If you’re like many parents who confide they’re extra clumsy since the estrangement began, awareness is a good first step to taking better care of yourself. As you go about your day, remind yourself of what you’re doing, where you’re going, and to take extra care—just as that soft voice on the narrow stairway in that China Town shop reminds customers.

Remaining in the moment helps you see potential dangers. Fully absorbed in your current activity, you’re more likely to notice a rock in the hiking path or an upturned rug in the hall. You’ll be better prepared to react as well—to a car that pulls out in front of you, a stray ball that flies at you in the park, or to a kind friend’s story or joke.

Prune out extras

One of the strategies among those sprinkled throughout Done With The Crying, is something past clients have used to calm the chaos in their lives. In times of extra stress, it can help to see your life as a beautiful bouquet. You can’t keep adding flowers to an already full vase. Even the loveliest arrangement requires trimming some stems and removing some flowers as they fade. Take a look at your life bouquet. Where can you trim and simplify? By reducing your commitments, even by a little, you’ll have more time to focus. Hurrying from one commitment to the next and multitasking only make you scattered, and inhibit concentration. Do yourself a favor and prune a few non-necessities from your life. It’s a small step toward thriving in the midst of estrangement stress. You’ll have more time to pause between tasks as well.

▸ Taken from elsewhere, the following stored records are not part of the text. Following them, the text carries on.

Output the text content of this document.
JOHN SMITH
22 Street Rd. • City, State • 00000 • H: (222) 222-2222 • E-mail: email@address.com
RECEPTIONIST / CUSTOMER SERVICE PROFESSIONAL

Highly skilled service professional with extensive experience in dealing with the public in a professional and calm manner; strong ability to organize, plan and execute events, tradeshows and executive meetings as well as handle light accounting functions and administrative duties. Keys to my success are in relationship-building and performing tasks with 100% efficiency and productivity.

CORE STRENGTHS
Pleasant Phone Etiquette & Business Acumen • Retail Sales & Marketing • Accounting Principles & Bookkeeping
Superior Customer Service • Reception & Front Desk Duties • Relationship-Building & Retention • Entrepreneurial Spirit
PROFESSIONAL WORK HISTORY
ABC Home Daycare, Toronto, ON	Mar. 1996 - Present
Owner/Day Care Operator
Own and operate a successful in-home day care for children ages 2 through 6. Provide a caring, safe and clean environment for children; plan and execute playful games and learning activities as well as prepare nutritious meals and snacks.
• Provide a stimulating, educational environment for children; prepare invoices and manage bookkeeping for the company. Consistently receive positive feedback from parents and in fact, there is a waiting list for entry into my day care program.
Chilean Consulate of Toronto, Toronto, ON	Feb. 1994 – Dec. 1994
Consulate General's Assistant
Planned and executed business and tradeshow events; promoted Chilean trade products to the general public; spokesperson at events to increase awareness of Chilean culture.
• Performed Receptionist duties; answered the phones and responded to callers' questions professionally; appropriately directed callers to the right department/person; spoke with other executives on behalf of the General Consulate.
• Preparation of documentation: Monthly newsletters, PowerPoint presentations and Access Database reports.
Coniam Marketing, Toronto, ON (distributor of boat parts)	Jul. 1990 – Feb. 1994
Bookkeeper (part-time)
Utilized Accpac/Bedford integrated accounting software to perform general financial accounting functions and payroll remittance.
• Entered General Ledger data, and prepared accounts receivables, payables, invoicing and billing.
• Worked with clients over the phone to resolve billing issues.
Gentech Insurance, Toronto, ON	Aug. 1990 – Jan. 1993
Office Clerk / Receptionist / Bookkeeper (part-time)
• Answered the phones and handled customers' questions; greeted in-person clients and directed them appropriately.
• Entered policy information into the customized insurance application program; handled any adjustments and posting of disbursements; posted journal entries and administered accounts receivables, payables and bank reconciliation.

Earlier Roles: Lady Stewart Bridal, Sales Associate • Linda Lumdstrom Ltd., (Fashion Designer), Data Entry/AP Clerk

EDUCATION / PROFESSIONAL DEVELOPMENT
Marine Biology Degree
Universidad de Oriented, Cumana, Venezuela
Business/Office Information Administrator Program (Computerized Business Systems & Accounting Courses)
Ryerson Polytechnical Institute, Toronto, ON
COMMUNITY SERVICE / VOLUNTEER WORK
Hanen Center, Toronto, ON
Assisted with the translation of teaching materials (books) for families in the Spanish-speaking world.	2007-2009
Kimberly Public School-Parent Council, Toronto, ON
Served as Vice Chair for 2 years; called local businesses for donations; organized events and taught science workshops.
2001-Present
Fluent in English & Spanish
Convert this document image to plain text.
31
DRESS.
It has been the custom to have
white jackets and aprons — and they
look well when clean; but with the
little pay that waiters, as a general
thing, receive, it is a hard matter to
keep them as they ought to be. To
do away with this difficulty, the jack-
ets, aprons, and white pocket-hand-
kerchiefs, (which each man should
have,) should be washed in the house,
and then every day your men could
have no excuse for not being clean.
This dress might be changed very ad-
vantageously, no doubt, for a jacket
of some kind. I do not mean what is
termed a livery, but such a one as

The time to take a deep breath, give yourself a pep talk, or remind yourself of any good in your life.

Support yourself physically

Earlier, I mentioned exercise for its helpful properties in terms of balance and coordination—two things that can help in preventing accidents. While it’s not wise to jump into a vigorous exercise regime that may only add stress, and increase risk of injury, gentle physical training can help. Like a gradually increasing walking routine. Or perhaps the Qui Gong title I recommend in my book.

Sleep is also important to keep you strong and alert. An upcoming article will include ideas for better rest for parents suffering distress when their adult child is estranged. Meanwhile, utilize the strategies in my book that resonate with you, and make a practice of being mindful in the moment.

In short, watch what you’re doing.  Be careful. Keep yourself safe.